Three architectures discussed and tested to serve delta tables
1. Introduction
Delta tables in a medallion architecture are generally used to create data products. These data products are used for data science, data analytics, and reporting. However, a common question is to also expose data products via REST APIs. The idea is to embed these APIs in web apps with more strict performance requirements. Important questions are as follows:
- Is reading data from delta tables fast enough to serve web apps?
- Is a compute layer needed to make solution more scalable?
- Is a storage layer needed to achieve strict performance requirements?
To deep-dive on these questions, three architectures are evaluated as follows: architecture A — libraries in API, architecture B — compute layer, and architecture C — storage layer. See also image below.
In the remainder of the blog post, the three architectures are described, deployed and tested. Then a conclusion is made.
2. Architecture description
2.1 Architecture A: Libraries in API using DuckDB and PyArrow
In this architecture, APIs are directly connecting to delta tables and there is no compute layer in between. This implies that data is analyzed by using the memory and compute of the API itself. To improve performance, Python libraries of embedded database DuckDB and PyArrow are used. These libraries make sure that only relevant data is loaded (e.g. only columns that are needed by the API).
The pro of this architecture is that data does not have to be duplicated and there is no layer needed in between the API and the delta tables. This means less moving parts.
The con of this architecture is that it’s harder to scale and all of the work needs to be done in the compute and memory of the API itself. This is especially challenging if a lot of data needs to be analyzed. This can come from many records, large columns and/or a lot of concurrent requests.
2.2 Architecture B: Compute layer using Synapse, Databricks, or Fabric
In this architecture, APIs are connecting to a compute layer and not directly to the delta tables. This compute layer fetches data from delta tables and then analyzes the data. The compute layer can be Azure Synapse, Azure Databricks, or Microsoft Fabric and typically scales well. The data is not duplicated to the compute layer, though caching can be applied in the compute layer. In the remaining of this blog there is tested with Synapse Serverless.
The pro of this architecture is that the data does not have to be duplicated and the architecture scales well. Furthermore, it can be used to crunch large datasets.

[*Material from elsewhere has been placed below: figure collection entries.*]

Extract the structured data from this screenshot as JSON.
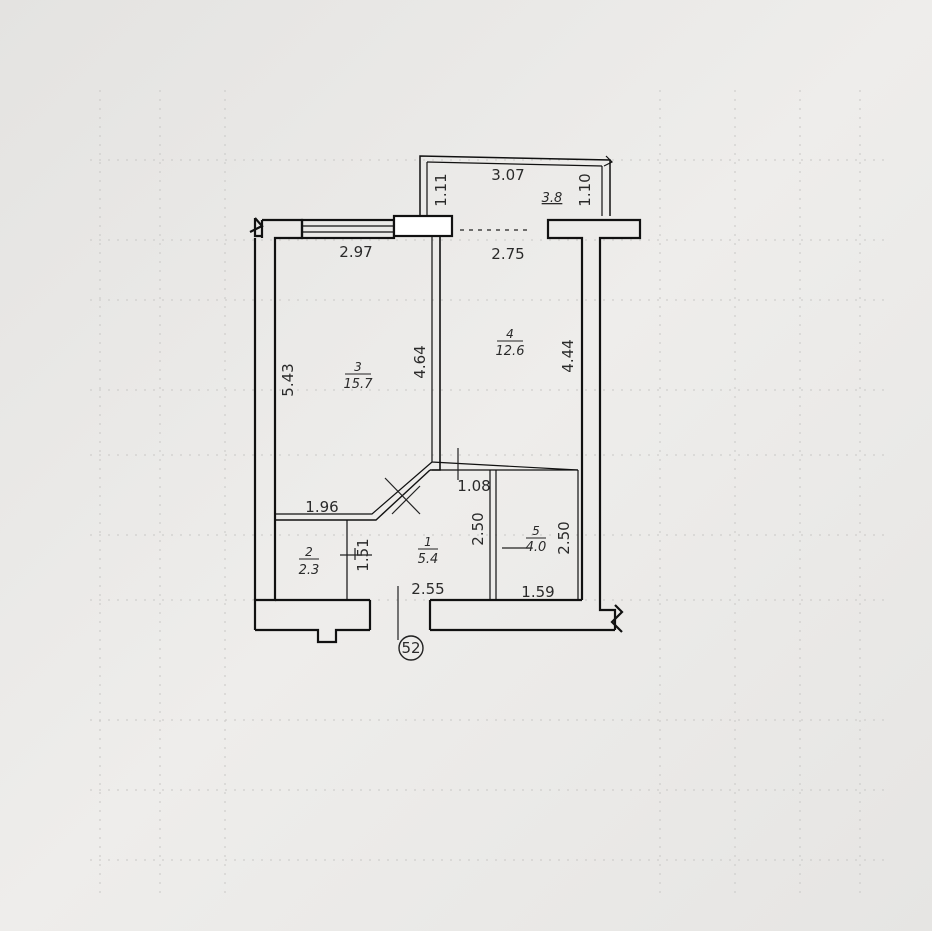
{
  "rooms": [
    {
      "id": "room-3",
      "number": "3",
      "area": "15.7"
    },
    {
      "id": "room-4",
      "number": "4",
      "area": "12.6"
    },
    {
      "id": "room-1",
      "number": "1",
      "area": "5.4"
    },
    {
      "id": "room-2",
      "number": "2",
      "area": "2.3"
    },
    {
      "id": "room-5",
      "number": "5",
      "area": "4.0"
    }
  ],
  "balcony": {
    "area": "3.8",
    "width": "3.07",
    "depth_left": "1.11",
    "depth_right": "1.10"
  },
  "dimensions": {
    "room3_width": "2.97",
    "room3_height": "5.43",
    "room3_partition": "4.64",
    "room4_width": "2.75",
    "room4_height": "4.44",
    "hall_top": "1.08",
    "hall_left": "1.96",
    "hall_height": "2.50",
    "hall_bottom": "2.55",
    "room2_height": "1.51",
    "room5_width": "1.59",
    "room5_height": "2.50"
  },
  "axis_marker": "52",
  "colors": {
    "wall": "#111111",
    "paper": "#e9e8e6",
    "grid": "#c9c8c6"
  }
}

The con of this architecture is that an additional layer is needed between the API and the delta tables. This means that more moving parts have to be maintained and secured.
2.3 Architecture C: Optimized storage layer using Azure SQL or Cosmos DB
In this architecture, APIs are not connecting to delta tables, but to a different storage layer in which the delta tables are duplicated. The different storage layer can be Azure SQL or Cosmos DB. The storage layer can be optimized for fast retrieval of data. In the remainder of this blog there is tested with Azure SQL.
The pro of this architecture is that the storage layer can be optimized to read data fast using indexes, partitioning and materialized views. This is typically a requirement in scenarios of request-response web apps.
The con of this architecture is that data needs to be duplicated and an additional layer is needed between the API and the delta tables. This means that more moving parts need to be maintained and secured.
In the remainder of the blog the architectures are deployed and tested.
3. Deployment and testing of architectures
3.1 Deploying architectures
To deploy the architectures, a GitHub project is created that deploys the three solutions as discussed in the previous chapter. The project can be found in the link below:
https://github.com/rebremer/expose-deltatable-via-restapi
The following will be deployed when the GitHub project is executed:
- A delta table originating from standard test dataset WideWorldImporterdDW full. The test dataset consists of 50M records and 22 columns with 1 large description column.
- All architectures: Azure Function acting as API.
- Architecture B: Synapse Serverless acting as compute layer.
- Architecture C: Azure SQL acting as optimized storage layer.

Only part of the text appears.